I'll go ahead, Sam, just add one thing real quickly as we think about what we're seeing with Xywav before we go on to Rob for Modeyso. Certainly, the dynamics are a bit unusual in the first quarter given reauthorization.

But I do think we're seeing continued support by patients and physicians of the unique benefit that Xywav offers from looking at the net patient adds. I think LUMRYZ net patient adds were announced roughly 100 adds this quarter, like the 100 last quarter.

Our numbers just in narcolepsy have been larger than that in each of those 2 quarters. Again, I think underscoring this unique benefit that only Xywav can offer and the safety advantage it confers being valued by patients as well as physicians.

So we're in a great position from that perspective as well as we think about the back part of the year and how things could play out. Rob?

Yes. So Ami, the ACTION trial is an OS-based endpoint, and there's one interim analysis and then a final analysis.

The projections we gave are based on our current understanding of the events because it is an event-driven trial. And certainly, if the events slow over time, that could change, but we'll update as appropriate as time goes on.

I first wanted to ask on the timing of a potential NCCN guideline incorporation for zani in GEA. Do you have any sense of relatively when that might occur versus the PDUFA date and how important is a Category 1 recommendation to drive uptake?

And then in breast cancer, for zani, I wanted to get a sense of how you're thinking about the opportunity size in the different settings.
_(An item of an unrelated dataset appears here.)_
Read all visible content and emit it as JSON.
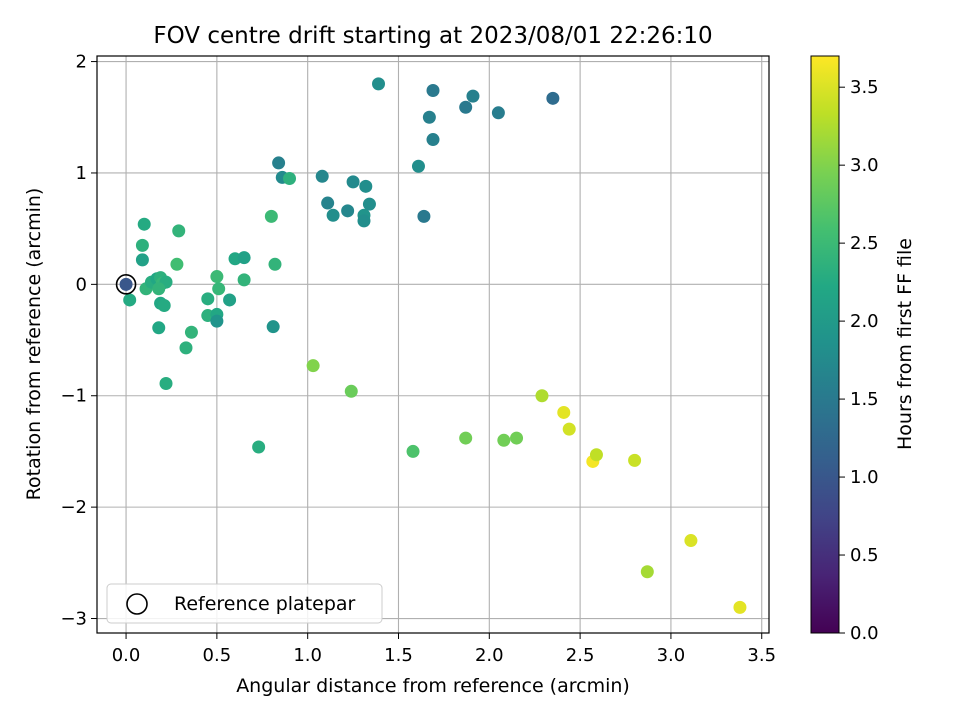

So obviously, you're looking at post HER2, but I think you're also looking at neoadjuvant and adjuvant.

And so I was just curious as to your thoughts on size of the opportunity in those various things.

Great. On the NCCN guidelines, we proactively submitted the abstract data because it was available.

We will certainly update NCCN with the full manuscript as soon as that's available, and we hope that gives them everything they need to make a prompt decision on that and adoption, which we expect. Certainly, we think the data speak for itself.

I mean head-to-head against Herceptin, zanidatamab definitively wins. Clear that tislelizumab is adding and there's likely to be a synergy between zani and tislelizumab as demonstrated by the activity in the PD-L1 negative subset, supporting its use upfront with tislelizumab.

And so we think those data speak for themselves, and that should be reflected in NCCN.

Sorry, just to finish off the remainder of that question there. Yes, I mean, NCCN guidelines inclusion, obviously important.

We think that the data supports a Category 1 inclusion. If it comes before the launch, then that will open up access ahead of regulatory approval.

Of course, we don't promote that ahead of regulatory approval, but certainly, that will make it easier for physicians to provide access to their patients. And yes, the breast cancer opportunity, obviously, very significant, significantly larger than either the BTC opportunity or the GEA opportunity with many more patients that can potentially benefit from zanidatamab.

So we're excited, obviously, about that for the long-term potential for HER.

Thanks, operator. I'd like to close today's call by thanking all our partners and stakeholders for their continued confidence and support.

We look forward to sharing further updates on the potential approval of zanidatamab in GEA and additional meaningful progress with you over the remainder of the year. So thank you for joining us, and have a great day.